Tuesday, February 17, 2009

Not so tough

T.C. Boyle's Greasy Lake is an interesting story of three guys that think they are tough. They smoke, drink, keep tire irons under their seats (to look tough), and go down to Greasy Lake to hang out. They're bad... So they think. 
They realize they are not quite so tough when they actually get themselves into trouble. They get beat up, almost rape someone, and stumble across a dead man floating in the lake. 
These college boys realize that this is NOT their lives. 

After looking back on the story, it seems like when they stumble across the dead man in the lake (while the car is being destroyed), the boys realize that if they continue down this path, this is where they will end up. 
They realize that they aren't really as tough as they have always thought. 

I've come across this in real life, having friends that think they are ridiculously tough, thinking they could fight anyone. And then something happens and really snaps you into reality, making you realize that you just aren't as tough as you might have always thought. 

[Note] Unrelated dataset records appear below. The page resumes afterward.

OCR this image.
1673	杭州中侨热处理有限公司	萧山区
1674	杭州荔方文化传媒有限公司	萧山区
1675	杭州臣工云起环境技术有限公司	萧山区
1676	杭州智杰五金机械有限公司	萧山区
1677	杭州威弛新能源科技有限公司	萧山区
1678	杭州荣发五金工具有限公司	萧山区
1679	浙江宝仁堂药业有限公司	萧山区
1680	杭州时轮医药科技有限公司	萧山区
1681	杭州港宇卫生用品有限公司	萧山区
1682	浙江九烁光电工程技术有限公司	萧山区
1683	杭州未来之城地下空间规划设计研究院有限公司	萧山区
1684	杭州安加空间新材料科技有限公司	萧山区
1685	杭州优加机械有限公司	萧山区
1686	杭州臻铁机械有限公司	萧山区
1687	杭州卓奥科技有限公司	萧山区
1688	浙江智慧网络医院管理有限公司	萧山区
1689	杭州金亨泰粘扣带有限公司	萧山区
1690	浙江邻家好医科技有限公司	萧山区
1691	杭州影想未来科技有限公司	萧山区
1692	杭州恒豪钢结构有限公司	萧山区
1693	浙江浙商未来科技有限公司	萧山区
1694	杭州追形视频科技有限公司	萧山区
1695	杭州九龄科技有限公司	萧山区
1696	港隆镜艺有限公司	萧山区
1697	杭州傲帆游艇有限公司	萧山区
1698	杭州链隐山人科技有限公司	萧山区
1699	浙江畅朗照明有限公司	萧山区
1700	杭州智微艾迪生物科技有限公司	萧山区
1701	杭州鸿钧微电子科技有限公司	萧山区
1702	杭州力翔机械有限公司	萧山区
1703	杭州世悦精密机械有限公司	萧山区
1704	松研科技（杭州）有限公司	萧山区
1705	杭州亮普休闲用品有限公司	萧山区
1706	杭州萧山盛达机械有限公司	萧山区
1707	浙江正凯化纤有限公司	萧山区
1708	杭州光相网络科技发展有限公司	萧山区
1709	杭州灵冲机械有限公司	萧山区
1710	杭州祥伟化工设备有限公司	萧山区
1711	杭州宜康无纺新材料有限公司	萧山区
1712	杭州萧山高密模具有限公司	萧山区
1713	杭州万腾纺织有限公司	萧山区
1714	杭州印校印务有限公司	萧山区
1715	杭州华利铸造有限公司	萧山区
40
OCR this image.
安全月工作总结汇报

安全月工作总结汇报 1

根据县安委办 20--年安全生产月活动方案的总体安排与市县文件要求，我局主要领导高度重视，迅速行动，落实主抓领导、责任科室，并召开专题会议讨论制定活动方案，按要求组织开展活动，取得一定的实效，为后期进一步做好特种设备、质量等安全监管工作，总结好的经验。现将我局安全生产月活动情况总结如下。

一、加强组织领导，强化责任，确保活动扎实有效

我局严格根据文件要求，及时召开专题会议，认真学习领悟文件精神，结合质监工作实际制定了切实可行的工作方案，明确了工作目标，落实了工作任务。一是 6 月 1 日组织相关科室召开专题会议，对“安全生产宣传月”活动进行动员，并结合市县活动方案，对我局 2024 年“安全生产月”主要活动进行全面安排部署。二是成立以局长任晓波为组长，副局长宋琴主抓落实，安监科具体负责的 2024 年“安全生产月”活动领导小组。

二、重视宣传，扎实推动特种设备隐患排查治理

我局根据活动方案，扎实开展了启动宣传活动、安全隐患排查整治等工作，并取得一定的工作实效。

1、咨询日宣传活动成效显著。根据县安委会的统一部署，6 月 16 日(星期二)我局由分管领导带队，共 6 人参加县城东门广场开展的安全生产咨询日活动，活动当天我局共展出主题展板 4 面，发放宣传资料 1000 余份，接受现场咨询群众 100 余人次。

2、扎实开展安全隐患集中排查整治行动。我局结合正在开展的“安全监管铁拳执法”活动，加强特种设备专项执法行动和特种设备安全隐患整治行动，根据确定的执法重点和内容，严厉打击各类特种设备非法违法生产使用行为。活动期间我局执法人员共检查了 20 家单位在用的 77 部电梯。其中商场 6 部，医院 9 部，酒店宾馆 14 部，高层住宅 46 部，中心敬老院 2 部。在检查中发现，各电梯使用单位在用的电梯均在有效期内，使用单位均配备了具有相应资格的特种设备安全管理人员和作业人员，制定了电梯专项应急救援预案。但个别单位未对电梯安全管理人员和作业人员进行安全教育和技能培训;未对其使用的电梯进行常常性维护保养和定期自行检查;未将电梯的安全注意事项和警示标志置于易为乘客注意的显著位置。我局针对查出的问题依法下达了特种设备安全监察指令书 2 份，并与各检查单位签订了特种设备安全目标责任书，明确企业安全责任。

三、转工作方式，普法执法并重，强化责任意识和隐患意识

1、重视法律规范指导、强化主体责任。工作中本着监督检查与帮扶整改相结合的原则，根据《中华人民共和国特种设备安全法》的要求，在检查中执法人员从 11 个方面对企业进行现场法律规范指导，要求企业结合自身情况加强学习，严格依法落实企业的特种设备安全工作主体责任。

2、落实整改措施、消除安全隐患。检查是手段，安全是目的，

Thursday, February 12, 2009

You'll Never be Great

In Jamaica Kincaid's Girl, she goes on and on about all of the things that she has been constantly taught all of her life by her mother. Washing clothes on Monday, only doing certain things on Sundays, not doing other things on Sundays, not being a slut, catching fish, bullying men, how to smile at different people, and so on. The mother is teaching the girl how to be an adult, how to take care of herself, and how to make it in the world without her mother there. 
At the end of the story, the narrator questions her mother about the bread and "what if the baker won't let me feel the bread?" The statement here is not necessarily important, but what her mother says and the meaning behind it is: "you mean to say that after all you are really going to be the kind of woman who the baker won't let near the bread?"
Her mother goes on and on about how to be a woman, but at the first question, she shows that she has no faith in her daughter. She does not believe that her daughter will grow up to be a "good woman," and do the things and act the way she should. 
It seems like the author is truly scarred by this experience (as I would be), always being told what to do. Her mother expected weakness. To not have your mother's faith would be a terrible feeling- knowing that she did not expect you to succeed... awful.